Tahapan pendanaan selanjutnya membawa bisnis kamu ke tingkat selanjutnya. Investor akan membantu startup kamu dengan cara memperluas jangkauan pasar. Jika kamu sudah di tahap pendanaan seri B ini berarti telah membuktikan kepada investor bahwa mereka siap untuk sukses dalam skala yang lebih besar. Pendanaan seri B digunakan untuk mengembangkan perusahaan sehingga dapat memenuhi tingkat permintaan tersebut.

Seri C Pendanaan

Jika kamu sudah berada di tahapan pendanaan ini berarti bisnis yang dijalani sudah cukup sukses. Biasanya perusahaan akan mencari dana tambahan untuk membantu mereka mengembangkan produk baru dan memperluas pasar. Dalam tahapan ini investor akan memberikan modal ke dalam bisnis yang sukses dalam upaya untuk menerima lebih dari dua kali lipat jumlah itu kembali. Pada Seri C investor akan fokus pada penskalaan perusahaan, tumbuh secepat dan sesukses mungkin.

Selain ada Pendanaan di seri di atas ada pula seri pendanaan D,E,F dilakukan untuk menguatkan, menjaga status startup sebagai perusahaan privat, maupun untuk membiayai operasional bagi perusahaan yang mengalami penurunan.

Initial Public Offering (IPO)

IPO adalah langkah besar bagi perusahaan karena memberikan perusahaan akses untuk mengumpulkan banyak uang. Ini memberi perusahaan kemampuan yang lebih besar untuk tumbuh dan berkembang. Peningkatan transparansi dan kredibilitas daftar saham juga dapat menjadi faktor dalam membantunya mendapatkan persyaratan yang lebih baik ketika mencari dana pinjaman juga.

Initial Public Offering atau IPO merupakan tahap pendanaan puncak yang selalu diimpikan oleh setiap founder startup. IPO adalah tahapan ketika suatu perusahaan menawarkan sahamnya kepada masyarakat untuk pertama kali. Investor utama, bahkan satu-satunya pada tahap ini adalah masyarakat yang berminat membeli saham perusahaan tersebut.

Perusahaan yang mencapai tahap IPO telah memiliki kondisi finansial yang stabil. Tata kelola perusahaan juga telah berjalan dengan baik. Hasil akhirnya adalah perusahaan yang mampu tumbuh lebih besar dengan pasar yang terus berkembang.

Merger & Acquisition

Pada tahapan pendanaan ini ada Merger dan Acquisition. Dalam merger, dua perusahaan menyetujui adanya kombinasi antara dua perusahaan tersebut dan meminta persetujuan pemegang saham.

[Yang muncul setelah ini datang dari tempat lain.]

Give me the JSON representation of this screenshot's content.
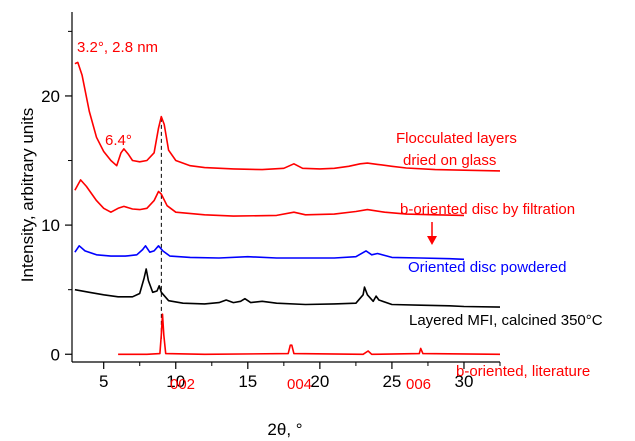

Sedangkan ketika satu perusahaan mengambil alih perusahaan lain dan menetapkan dirinya sebagai pemilik baru, pembelian tersebut disebut acquisition. Dalam Acquisition perusahaan yang mengakuisisi memperoleh saham mayoritas di perusahaan yang diakuisisi, yang tidak mengubah namanya atau mengubah struktur organisasinya.

Itulah berbagai tahapan pendanaan pada startup, tahapan pendanaan ini menjadi batu loncatan bagi suatu perusahaan untuk terus berkembang. Tentu hal itu tidak mudah butuh waktu yang cukup lama hingga suatu perusahaan dapat mencapai tahap pendanaan lebih lanjut.